Niech świat patrzy i nie wie co ta pierś zamyka,
Czy ziemskiéj szał radości, czy ból męczennika,
Niechaj ręka obéjmie tych co cierpią z nami,
I ulży im brzemienia — my je dźwigniem sami.
Idźmy z krzyżem na barkach, i na piersi z krzyżem. Krokiem śmiałym, sercem chyżem,
A włócznię, co nam piersi przeszywa skrwawiona, Całujmy cisnąc do łona.
Biada kto upadł w drodze i jęczy napróżno,
Biada kto sakwę rzucił przed czasem podróżną,
I kto z ziemi ratunku wołał, a nie z nieba,
Nam wytrwać, iść i skonać błogosławiąc trzeba.
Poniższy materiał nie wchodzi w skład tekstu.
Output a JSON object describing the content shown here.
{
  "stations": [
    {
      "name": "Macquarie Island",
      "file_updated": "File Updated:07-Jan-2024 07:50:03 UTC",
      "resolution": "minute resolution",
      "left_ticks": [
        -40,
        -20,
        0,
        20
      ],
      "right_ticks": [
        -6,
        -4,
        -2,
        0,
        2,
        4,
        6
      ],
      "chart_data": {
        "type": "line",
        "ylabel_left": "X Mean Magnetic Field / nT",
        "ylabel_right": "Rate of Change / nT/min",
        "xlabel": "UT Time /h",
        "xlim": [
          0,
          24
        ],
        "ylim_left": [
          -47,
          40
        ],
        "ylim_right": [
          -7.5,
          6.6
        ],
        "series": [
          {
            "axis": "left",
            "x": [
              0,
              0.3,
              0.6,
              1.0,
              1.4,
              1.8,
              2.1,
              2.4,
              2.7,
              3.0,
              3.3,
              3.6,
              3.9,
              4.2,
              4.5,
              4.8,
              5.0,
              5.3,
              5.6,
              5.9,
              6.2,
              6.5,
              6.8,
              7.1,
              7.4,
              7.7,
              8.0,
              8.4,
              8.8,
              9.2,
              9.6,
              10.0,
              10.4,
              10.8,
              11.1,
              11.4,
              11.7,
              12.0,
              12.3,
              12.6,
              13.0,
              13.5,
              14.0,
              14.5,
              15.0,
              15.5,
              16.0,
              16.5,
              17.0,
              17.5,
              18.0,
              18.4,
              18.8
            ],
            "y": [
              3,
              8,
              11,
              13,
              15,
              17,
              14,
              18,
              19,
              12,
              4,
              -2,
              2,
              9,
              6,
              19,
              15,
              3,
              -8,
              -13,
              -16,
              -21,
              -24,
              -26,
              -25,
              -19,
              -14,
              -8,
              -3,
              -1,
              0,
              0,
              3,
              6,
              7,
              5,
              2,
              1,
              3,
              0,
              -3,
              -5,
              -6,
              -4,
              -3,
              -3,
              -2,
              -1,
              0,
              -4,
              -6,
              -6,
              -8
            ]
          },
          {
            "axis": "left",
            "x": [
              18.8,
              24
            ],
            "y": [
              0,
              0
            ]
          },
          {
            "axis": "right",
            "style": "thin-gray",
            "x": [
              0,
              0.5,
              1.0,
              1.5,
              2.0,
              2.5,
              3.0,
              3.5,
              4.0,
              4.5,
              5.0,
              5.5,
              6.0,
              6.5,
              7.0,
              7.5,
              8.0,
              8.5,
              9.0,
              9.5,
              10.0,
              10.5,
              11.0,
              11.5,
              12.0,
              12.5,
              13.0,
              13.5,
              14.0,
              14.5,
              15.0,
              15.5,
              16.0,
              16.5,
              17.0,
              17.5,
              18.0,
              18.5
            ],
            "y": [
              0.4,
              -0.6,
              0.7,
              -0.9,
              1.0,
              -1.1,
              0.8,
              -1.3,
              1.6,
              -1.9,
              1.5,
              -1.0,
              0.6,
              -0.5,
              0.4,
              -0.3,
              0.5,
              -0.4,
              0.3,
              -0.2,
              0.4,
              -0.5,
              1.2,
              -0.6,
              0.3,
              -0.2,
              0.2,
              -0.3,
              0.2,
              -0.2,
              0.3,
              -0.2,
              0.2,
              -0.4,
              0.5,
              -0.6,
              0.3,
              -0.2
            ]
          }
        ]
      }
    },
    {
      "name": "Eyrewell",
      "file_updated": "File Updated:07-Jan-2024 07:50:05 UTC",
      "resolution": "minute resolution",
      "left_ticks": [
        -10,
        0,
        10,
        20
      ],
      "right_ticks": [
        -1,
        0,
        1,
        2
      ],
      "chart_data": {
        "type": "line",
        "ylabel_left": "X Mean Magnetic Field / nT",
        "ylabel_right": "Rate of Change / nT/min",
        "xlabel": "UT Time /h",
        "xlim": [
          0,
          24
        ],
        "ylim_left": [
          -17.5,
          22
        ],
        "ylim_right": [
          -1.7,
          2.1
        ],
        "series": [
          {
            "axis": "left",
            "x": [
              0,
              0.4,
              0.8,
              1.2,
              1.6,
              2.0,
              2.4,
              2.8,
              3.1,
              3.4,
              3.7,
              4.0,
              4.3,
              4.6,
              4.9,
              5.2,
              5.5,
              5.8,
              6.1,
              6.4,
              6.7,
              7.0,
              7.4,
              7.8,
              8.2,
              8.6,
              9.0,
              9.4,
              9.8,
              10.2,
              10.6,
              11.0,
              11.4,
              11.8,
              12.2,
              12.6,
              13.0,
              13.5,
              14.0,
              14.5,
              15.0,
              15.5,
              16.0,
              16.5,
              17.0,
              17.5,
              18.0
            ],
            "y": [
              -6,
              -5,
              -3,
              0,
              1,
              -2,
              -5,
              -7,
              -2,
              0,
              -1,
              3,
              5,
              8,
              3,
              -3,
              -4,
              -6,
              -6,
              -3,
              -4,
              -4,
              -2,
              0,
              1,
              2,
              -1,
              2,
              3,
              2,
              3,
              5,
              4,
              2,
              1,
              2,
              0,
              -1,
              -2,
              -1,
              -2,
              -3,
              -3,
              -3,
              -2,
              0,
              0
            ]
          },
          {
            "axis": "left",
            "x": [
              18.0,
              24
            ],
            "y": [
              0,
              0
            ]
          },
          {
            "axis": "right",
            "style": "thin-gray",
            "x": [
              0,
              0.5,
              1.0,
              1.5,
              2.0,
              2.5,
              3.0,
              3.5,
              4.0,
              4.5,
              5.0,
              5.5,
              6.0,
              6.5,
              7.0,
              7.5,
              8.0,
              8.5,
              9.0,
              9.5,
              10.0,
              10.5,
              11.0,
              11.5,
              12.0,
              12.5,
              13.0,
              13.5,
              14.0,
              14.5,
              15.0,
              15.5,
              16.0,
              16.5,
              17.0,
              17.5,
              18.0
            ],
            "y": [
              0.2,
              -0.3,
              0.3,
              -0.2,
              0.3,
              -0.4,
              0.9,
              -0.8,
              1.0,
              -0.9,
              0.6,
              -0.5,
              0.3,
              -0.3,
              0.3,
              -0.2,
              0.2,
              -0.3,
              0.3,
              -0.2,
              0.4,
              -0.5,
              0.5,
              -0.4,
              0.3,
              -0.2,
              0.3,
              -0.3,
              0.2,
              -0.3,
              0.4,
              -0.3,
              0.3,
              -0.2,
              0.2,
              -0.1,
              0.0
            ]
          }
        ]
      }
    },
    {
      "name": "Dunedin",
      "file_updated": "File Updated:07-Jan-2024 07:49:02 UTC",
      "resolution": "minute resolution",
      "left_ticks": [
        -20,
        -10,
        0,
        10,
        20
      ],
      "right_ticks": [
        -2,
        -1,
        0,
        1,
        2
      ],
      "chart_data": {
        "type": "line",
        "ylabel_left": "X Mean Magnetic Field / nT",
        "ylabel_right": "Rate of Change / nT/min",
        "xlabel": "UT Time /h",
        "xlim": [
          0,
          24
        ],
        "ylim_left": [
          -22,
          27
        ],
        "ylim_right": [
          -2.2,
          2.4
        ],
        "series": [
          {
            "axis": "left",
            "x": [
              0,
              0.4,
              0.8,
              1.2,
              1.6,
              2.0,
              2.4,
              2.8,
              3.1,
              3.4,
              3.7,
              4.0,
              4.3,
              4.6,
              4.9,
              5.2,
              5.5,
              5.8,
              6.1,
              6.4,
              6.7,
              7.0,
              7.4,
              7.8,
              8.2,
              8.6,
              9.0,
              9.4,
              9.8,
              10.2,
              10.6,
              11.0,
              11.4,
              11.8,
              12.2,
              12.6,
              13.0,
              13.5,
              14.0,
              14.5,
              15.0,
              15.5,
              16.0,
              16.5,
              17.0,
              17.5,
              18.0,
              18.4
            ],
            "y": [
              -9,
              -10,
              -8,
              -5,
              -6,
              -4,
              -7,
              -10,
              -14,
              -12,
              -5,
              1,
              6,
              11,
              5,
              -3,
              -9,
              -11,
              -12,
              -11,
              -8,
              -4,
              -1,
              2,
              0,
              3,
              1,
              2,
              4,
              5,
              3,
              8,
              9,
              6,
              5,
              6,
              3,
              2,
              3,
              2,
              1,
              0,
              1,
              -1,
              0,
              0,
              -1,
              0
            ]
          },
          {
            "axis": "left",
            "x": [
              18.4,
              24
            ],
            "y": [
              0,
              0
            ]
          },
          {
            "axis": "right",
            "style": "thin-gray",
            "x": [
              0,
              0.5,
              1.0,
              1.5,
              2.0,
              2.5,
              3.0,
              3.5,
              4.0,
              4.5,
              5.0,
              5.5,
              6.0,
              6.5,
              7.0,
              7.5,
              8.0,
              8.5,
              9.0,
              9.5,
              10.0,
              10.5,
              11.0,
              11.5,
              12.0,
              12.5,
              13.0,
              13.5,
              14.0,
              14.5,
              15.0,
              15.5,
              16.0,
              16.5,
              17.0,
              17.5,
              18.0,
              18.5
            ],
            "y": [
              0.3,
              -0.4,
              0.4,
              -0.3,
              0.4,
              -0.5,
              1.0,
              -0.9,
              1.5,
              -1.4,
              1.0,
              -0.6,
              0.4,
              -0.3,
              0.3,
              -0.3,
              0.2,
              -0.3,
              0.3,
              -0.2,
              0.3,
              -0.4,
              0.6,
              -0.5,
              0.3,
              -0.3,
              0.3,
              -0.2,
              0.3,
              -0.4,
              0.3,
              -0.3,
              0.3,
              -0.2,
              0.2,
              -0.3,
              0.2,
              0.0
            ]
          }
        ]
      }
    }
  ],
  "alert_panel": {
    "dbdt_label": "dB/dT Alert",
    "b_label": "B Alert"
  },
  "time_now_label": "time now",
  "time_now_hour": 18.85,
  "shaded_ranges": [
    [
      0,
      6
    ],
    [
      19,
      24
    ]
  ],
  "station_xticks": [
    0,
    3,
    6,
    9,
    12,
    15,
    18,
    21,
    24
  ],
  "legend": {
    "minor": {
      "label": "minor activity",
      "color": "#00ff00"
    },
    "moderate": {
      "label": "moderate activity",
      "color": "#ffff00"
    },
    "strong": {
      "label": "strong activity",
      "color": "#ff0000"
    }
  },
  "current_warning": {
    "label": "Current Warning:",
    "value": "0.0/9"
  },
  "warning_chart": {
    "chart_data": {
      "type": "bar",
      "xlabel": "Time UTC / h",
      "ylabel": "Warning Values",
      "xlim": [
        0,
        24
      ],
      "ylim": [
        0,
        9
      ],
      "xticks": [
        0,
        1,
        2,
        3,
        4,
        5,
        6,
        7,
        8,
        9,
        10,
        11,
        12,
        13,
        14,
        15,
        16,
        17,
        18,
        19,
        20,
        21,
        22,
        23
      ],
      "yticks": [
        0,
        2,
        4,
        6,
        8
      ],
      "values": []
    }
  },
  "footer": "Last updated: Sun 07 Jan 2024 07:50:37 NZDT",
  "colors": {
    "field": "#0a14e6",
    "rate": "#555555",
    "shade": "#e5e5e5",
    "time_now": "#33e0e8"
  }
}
Gdy siły się wyczerpią, kiedy skroń się skłoni,
I serce bić przestanie, i pot zimny zleje,
My krzyża z osłabionéj nie puszczajmy dłoni,
I patrząc weń straconą odzyszczmy nadzieję.
Cicho — pusto — głos wichru szyderstwa przynosi,
Zapaśnik opuszczony w cyrku leżąc kona,
I zemdlony na chwałę Panu głos podnosi,
A nad czołem męczeńska świéci mu korona.
Krzyż nasz nieśmy z uśmiéchem i twarzą pogodną,
Bo jedna boleść cicha jest boleścią płodną.
Skroni nie posypujmy czernią i popiołem,
Męczennicy z obliczem umrzyjmy wesołém.